Anlaß des Tumultes: Anhänger der regierenden National Demokratischen Partei (NDP) des ägyptischen Präsidenten Husni Mubarak hatten kurzerhand die als WahlbeobachterInnen gesetzlich vorgeschriebenen Vertreterinnen der Oppositionsparteien mit Gewalt aus dem Wahllokal geworfen und die Türen abgeriegelt, um anschließend nach Gutdünken mit den Urnen zu verfahren.

Dokki am westlichen Ufer des Nils in Kairo ist nicht irgendein Bezirk. Hier tritt der Sprecher der Muslimbruderschaft, Mamun Hudeibi gegen die Sozialministerin Amal Osman (NDP) an. Der Mittelklasse-Wahlbezirk gilt als Testfall für eine direkte demokratische Konfrontation zwischen Muslimbrüdern und Regierung.

Noch am Morgen des Wahltages hatten die Anhängerinnen Hudeibis und anderer Oppositionsparteien die Wahllokale unter Kontrolle und stellten sicher, daß alles mit rechten Dingen zuging. Draußen checkten sie jede Wählerin mit den Listen der eingeschriebenen Wählerinnen. Wenige Stunden später stehen sie schreiend und teilweise mit Tränen in den Augen vor den verschlossenen Räumen.

Bei ihrer Ohnmacht wollen sie es aber nicht bewenden lassen. Auf der Galerie zum Innenhof entspinnt sich eine Massenschlägerei zwischen Anhängerinnen der Muslimbrüder und jenen Mubaraks. Einige der Frauen schlagen die Scheiben ein.

Das ist das Zeichen für den Großeinsatz der Sicherheitskräfte. Fünf Lkws der Bereitschaftspolizei rücken an. Deren mit Helmen, Platikschildern und langen Holzstöcken bewaffnete Insassen belagern binnen weniger Minuten das Wahllokal. Zwei Stunden vor Wahlschluß werden die Pforten der Schule dichtgemacht. Vor dem Gebäude sammeln sich aufgebrachte Frauen, die ihre Stimmen noch nicht abgegeben haben.

„Der Präsident hat es gestern in seiner Fernsehansprache versprochen.
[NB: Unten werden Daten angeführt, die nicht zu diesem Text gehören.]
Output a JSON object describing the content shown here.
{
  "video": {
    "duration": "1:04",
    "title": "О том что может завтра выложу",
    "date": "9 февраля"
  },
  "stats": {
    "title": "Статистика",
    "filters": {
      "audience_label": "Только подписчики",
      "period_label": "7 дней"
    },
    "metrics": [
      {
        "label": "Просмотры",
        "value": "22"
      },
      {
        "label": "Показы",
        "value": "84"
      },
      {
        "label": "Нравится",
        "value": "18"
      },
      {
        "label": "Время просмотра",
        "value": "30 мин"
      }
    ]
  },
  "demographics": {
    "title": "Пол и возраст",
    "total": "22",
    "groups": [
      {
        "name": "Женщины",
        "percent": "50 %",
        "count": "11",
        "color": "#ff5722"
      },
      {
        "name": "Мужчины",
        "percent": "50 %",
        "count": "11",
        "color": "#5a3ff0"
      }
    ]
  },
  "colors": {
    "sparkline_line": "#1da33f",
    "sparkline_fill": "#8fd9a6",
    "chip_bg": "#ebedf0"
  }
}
Ich möchte jetzt sofort meine Stimme abgeben“, fährt eine durch ihre modische Kleidung deutlich als Nichtislamistin zu erkennende Frau einen der Polizisten an, während sie ihre Wahlkarte hochhält. „Ich habe meine Befehle: die Schule ist dicht“, schnauzt der.

Als die Bereitschaftspolizei schließlich die Schule stürmt, sichert sie nicht etwa die Wahlurnen. Statt dessen werden die Anhängerinnen der Muslimbrüder aus dem Wahllokal gejagt und vor der Schule an der Schulmauer mit Stöcken und Schildern zusammengedrängt. Die Vertreterinnen der Regierungspartei dürfen derweil wie selbstverständlich in dem Wahllokal bleiben. Dann werden die Wahlurnen von einem Lkw mit auf der Ladefläche sitzenden Wahlbeobachtern der Regierungspartei und stockschwingenden Polizisten abgeholt. Die Anhängerinnen Hudeibis werden zuerst im Schulhof eingesperrt und eine gute Stunde später zur nächsten Polizeistation gebracht.

Die außerhalb des Schulgebäudes gebliebenen Anhängerinnen der Muslimbrüder betrachten die Szene durch eine vor ihnen aufgebaute Polizeikette. Ihnen bleibt nichts weiter übrig, als ihre Papierfähnchen mit der Parole „Der Islam ist die Lösung“ vor den inzwischen eingetroffenen Pressefotografen hochzuhalten. Die Wahlen sind für heute vorbei. Der Spuk im Wahllokal ist vorüber. Der Hausmeister riegelt das Schultor ab. Mit Mühe schiebt ein gutes Dutzend Bereitschaftspolizisten eines ihrer veralteten Vehikel an.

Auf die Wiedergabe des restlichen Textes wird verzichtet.